Eventually I did. I can’t remember whether I just did it and sent it to Sage with a note saying ‘this really needed doing’, or whether he asked — it doesn’t matter — but the outcome is this one. This time I *did* sit down to ‘make a logo’ from the roots put down by the Copper Gone iteration, but clean and clear. I faffed and tweaked and moved vector points and smoothed out bezier curves then undid it all, and repeat, eventually creating so many versions I think we actually really should have done some A/B testing. But there it is.
There are still things I’d change, even now, and it may or may not serve for another ten years. But I like the organic and slightly clumsy way all of these were done.
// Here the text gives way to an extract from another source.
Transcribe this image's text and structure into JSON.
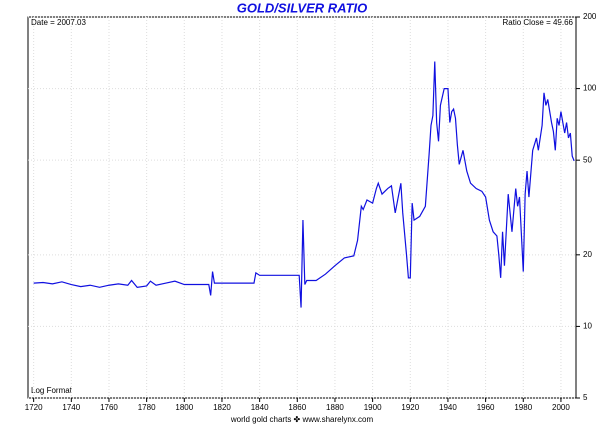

They sort of ‘happened’, which is very different from the art-directed, purposeful, accountable way I do my other work.
The final. I think. Not sure. I like it. Sage likes it. But do I like one of the other versions more? We can always use one of those…can’t we…I think. We fly in the face of your Logo Rules, sir!
When Sage posted it to the fans, most people just loved it and started slapping money on the counter for the T shirt. Someone said ‘Francis’ reads as a completely different word. Someone else said having seen it they’re now expecting a country album (which I applauded).
I still look at it and see a curve I would change, bits I’d move, and I stare at it till I’m logo-blind. But honestly, I wouldn’t have it any other way.
Thanks Sagey for the wholesomely organic way we do things, every time.